Oireachtas Joint and Select Committees

Thursday, 6 October 2022

Joint Oireachtas Committee on Disability Matters

Accessibility and Assistive Technology: Discussion

Professor Malcolm MacLachlan:

I thank the Senator. I will respond to her first question about gatekeepers by contrasting other countries with our own. If you are seeking to get assistive technology in Greece or Germany, you can only get access to that technology if it is prescribed by a medical practitioner. In my view, that promotes a very medical model that we would not want to endorse. From a systems point of view, it creates a bottleneck by involving professions that are not perhaps best versed in doing that and take longer to do it. You get waiting lists for access by proceeding in that way. From the WHO's perspective, as it says in the world report, leadership around providing assistive technologies should not reside in any particular profession; it should be based on competence and that competence is particular for certain types of technologies. In the cases of some of the communication technologies we have heard about, speech and language therapists would have particular competence. There are other types of technologies that other professions would have competence in. One thing in terms of gatekeepers is to have a much broader range of people and not have them as gatekeepers. The reason that system exists in Greece and Germany is that assistive technology is paid for through an insurance system, which will only accept a prescription from a medical practitioner.
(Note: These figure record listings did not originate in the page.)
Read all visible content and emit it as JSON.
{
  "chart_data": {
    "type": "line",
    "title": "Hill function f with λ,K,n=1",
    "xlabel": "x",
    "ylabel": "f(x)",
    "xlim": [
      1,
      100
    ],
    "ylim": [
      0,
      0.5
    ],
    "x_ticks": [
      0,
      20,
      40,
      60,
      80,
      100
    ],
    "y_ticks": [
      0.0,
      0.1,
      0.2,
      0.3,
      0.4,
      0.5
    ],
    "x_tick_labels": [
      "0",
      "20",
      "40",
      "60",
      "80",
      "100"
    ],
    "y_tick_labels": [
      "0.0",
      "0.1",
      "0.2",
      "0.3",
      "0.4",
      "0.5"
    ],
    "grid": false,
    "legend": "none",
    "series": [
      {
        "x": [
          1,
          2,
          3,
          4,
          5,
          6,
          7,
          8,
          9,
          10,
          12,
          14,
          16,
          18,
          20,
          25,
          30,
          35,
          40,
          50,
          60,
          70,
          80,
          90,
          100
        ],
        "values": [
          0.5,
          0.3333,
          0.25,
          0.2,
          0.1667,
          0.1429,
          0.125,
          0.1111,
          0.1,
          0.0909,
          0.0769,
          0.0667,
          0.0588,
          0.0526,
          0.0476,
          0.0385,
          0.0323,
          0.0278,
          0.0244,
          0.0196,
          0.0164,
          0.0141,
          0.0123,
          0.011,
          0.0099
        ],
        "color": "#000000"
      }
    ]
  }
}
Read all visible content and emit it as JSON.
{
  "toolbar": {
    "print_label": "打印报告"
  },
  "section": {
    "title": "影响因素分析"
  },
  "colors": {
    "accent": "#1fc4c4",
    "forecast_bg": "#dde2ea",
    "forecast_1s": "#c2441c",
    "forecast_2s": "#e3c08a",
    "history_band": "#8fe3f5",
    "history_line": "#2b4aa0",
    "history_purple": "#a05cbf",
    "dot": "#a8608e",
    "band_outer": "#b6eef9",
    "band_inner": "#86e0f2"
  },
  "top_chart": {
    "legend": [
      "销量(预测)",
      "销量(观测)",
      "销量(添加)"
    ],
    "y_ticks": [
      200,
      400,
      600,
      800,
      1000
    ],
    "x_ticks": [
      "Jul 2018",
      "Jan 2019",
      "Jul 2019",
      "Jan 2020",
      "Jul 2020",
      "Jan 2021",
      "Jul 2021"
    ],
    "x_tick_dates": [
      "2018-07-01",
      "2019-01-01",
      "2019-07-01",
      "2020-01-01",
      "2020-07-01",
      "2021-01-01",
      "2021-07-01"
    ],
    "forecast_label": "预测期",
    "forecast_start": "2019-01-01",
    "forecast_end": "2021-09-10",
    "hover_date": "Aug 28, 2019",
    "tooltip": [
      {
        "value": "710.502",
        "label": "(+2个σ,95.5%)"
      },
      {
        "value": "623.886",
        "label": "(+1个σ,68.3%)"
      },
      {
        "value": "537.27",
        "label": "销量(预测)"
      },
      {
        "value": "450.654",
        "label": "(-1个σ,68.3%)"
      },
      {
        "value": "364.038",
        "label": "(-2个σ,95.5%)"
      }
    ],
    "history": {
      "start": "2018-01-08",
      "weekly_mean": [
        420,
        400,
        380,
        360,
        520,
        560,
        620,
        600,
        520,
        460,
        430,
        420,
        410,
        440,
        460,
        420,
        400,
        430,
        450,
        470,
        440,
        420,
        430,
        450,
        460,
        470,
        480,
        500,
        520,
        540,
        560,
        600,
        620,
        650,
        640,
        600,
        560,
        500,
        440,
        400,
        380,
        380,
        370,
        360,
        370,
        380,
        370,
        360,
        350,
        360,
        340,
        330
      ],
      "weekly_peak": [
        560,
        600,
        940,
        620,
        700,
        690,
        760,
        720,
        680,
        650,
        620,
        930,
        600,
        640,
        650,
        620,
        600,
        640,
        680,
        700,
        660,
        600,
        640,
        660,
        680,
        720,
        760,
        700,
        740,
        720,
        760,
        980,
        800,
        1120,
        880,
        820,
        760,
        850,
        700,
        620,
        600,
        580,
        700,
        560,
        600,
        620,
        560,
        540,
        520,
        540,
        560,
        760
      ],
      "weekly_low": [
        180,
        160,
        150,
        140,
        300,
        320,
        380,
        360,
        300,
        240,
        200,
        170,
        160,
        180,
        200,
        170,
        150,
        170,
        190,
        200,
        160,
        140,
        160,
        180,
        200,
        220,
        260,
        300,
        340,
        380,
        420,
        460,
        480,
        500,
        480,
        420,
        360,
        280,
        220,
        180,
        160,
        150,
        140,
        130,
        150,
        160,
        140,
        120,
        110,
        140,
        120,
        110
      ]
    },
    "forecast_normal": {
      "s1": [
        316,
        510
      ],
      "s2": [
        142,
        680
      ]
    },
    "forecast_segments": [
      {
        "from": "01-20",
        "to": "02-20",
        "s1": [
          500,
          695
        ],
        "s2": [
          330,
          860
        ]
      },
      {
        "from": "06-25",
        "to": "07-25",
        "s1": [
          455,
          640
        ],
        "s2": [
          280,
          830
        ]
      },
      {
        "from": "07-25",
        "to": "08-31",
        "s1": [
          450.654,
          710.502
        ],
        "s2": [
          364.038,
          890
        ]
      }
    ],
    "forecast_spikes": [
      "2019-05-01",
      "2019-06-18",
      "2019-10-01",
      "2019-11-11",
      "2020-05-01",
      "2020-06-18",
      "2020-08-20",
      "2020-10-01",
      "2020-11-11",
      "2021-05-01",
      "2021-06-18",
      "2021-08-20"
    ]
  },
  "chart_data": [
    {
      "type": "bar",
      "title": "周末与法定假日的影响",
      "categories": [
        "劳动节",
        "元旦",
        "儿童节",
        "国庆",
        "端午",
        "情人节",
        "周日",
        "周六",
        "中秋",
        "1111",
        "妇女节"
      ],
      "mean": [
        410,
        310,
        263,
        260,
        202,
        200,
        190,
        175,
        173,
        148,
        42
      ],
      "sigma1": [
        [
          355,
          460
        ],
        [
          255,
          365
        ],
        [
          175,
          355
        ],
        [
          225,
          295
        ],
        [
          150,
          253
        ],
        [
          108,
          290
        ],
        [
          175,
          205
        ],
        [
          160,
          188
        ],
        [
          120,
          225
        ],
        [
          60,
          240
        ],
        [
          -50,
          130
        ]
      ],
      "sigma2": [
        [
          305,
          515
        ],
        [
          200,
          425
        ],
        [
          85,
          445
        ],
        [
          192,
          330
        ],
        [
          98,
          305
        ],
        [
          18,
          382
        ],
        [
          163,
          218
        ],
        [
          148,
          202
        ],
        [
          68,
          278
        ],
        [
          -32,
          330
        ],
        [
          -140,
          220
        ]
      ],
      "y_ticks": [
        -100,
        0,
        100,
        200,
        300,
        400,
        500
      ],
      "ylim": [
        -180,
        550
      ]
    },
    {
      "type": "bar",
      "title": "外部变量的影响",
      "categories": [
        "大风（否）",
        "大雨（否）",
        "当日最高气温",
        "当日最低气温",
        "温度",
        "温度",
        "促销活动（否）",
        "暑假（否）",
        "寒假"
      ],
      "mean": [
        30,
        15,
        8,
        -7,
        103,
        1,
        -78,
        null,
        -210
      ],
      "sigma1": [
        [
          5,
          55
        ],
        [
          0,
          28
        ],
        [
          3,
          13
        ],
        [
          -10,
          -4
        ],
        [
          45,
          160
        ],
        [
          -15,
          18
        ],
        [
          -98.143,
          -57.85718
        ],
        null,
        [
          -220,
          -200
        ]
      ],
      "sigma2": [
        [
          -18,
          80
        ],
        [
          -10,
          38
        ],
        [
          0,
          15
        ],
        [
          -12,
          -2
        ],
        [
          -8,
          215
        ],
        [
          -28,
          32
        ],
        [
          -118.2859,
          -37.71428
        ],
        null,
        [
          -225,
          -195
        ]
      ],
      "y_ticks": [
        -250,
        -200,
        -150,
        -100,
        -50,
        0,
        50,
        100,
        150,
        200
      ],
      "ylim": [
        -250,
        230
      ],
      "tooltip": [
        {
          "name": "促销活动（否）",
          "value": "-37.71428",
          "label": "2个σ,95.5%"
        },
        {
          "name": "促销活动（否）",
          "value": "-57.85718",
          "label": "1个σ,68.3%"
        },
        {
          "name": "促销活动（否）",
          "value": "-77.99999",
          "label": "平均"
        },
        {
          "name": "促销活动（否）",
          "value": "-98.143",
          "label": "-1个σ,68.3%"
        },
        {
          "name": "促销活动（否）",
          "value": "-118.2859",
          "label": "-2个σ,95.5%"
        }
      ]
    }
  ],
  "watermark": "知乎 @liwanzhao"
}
We definitely should not go down that road. We could have a national insurance policy more like the one in Australia, which is less restrictive in access to gatekeepers. More fundamentally, on the concept of gatekeepers, it is not appropriate that professions should be curators or guides. Ultimately, people should be able to make choices for themselves about what the most appropriate technologies are. Some people with communication difficulties, in particular, have significant expertise in terms of what the appropriate technologies for them to use would be.